Monument aux espèces disparues

2011 – Projet d’installation – appel à projet COAL
Thème : « La biodiversité »


La perte de biodiversité est généralement comprise par le grand public comme étant la perte possible de quelques espèces emblématiques, en voie de disparition ou fortement menacées tels le grand panda, le thon rouge ou le rhinocéros noir.
Les pressions qui s’exercent sur ces espèces sont clairement identifiables et le lien de cause à effet est lisible : destruction de l’habitat, surpêche, braconnage.
Cette vision déresponsabilise le public en jetant l’opprobre sur certains acteurs identifiés comme coupables.
Or, les scientifiques attirent notre attention sur le fait que la perte de la biodiversité est un phénomène beaucoup plus important, qui concerne des milliers d’espèces dont on ne parle pas, que notre espèce même pourrait bien un jour être concernée, et que cette perte est directement imputable au développement global des activités humaines.
Pour attirer l’attention du public sur ce phénomène et ses causes, nous proposons de renouer avec une pratique populaire traditionnelle qui consiste à dresser un monument à la mémoire des disparus, pour rappeler les énormes sacrifices consentis pour des objectifs qui a posteriori apparaissent difficiles à justifier.

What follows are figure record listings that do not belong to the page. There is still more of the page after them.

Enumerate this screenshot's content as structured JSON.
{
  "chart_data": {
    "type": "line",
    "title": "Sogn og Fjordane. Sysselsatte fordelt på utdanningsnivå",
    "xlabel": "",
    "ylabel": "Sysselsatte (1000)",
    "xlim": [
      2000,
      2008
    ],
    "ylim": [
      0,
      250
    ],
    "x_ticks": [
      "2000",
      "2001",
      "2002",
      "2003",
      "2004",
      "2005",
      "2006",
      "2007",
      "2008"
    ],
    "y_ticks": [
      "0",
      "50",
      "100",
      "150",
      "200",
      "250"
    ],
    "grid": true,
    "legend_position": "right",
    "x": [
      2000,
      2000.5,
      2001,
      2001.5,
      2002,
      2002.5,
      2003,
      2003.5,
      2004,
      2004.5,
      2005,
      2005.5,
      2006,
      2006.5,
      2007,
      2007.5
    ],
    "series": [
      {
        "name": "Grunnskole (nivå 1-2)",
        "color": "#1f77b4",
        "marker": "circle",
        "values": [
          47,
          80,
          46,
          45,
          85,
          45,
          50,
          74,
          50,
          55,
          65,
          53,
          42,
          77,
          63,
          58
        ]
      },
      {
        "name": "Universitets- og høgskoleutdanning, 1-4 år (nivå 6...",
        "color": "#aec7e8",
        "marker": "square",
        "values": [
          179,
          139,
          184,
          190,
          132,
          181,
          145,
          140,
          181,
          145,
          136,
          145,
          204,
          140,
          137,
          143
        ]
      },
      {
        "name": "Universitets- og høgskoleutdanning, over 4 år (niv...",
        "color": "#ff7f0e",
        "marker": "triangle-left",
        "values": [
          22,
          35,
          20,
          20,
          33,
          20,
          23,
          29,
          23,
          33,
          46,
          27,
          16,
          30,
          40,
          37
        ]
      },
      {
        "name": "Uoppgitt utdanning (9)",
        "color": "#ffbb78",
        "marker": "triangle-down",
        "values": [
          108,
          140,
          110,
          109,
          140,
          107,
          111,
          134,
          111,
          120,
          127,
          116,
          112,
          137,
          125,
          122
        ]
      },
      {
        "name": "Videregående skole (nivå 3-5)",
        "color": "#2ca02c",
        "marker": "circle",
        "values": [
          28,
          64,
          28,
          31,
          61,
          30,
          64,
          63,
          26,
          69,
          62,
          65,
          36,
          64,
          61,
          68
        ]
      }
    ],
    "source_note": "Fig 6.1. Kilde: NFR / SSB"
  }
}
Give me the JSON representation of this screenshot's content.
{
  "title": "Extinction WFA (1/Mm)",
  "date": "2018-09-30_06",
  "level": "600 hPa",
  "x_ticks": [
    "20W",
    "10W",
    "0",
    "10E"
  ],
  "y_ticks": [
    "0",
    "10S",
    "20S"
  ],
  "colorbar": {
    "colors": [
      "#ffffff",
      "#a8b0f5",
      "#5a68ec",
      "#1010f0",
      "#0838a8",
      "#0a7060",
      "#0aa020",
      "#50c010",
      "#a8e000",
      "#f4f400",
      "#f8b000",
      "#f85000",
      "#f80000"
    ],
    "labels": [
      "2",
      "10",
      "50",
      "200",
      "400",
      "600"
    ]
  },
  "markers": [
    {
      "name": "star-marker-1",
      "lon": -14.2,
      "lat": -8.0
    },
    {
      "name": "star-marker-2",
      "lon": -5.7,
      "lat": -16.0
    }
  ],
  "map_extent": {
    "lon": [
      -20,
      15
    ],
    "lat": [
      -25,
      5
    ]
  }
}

La vie est apparue sur la terre il y a quelques milliards d’années dans une rencontre entre l’eau et le feu. Il est proposé de créer un écran de vapeur d’eau qui s’échapperait de buses disposées sur la périphérie d’une vaste ellipse dont un des foyers serait équipé d’une buse d’où s’échapperait un gaz enflammé. Ainsi le dispositif et le mouvement des fumées qui montent vers le ciel et disparaissent, évoquent le perpétuel renouvellement du monde vivant. On peut ainsi imaginer un diamètre de plus de 10 m et un panache s’élevant à une vingtaine de mètres à partir d’une pièce d’eau, d’un bassin ou d’une pelouse de jardin public. Les dimensions de cet équipement sont à adapter au lieu où il se situerait mais devront être suffisamment imposantes pour donner un aspect monumental à l’œuvre.
Un appareil identifiable par le public, permet de payer pour la mise en marche ou l’arrêt de l’installation (lancement ou extinction du panache de vapeur et de la flamme), et délivre un ticket de caisse souvenir, sur lequel est inscrit un message commentant l’intérêt écologique de son geste qui s’avère malheureusement toujours négatif.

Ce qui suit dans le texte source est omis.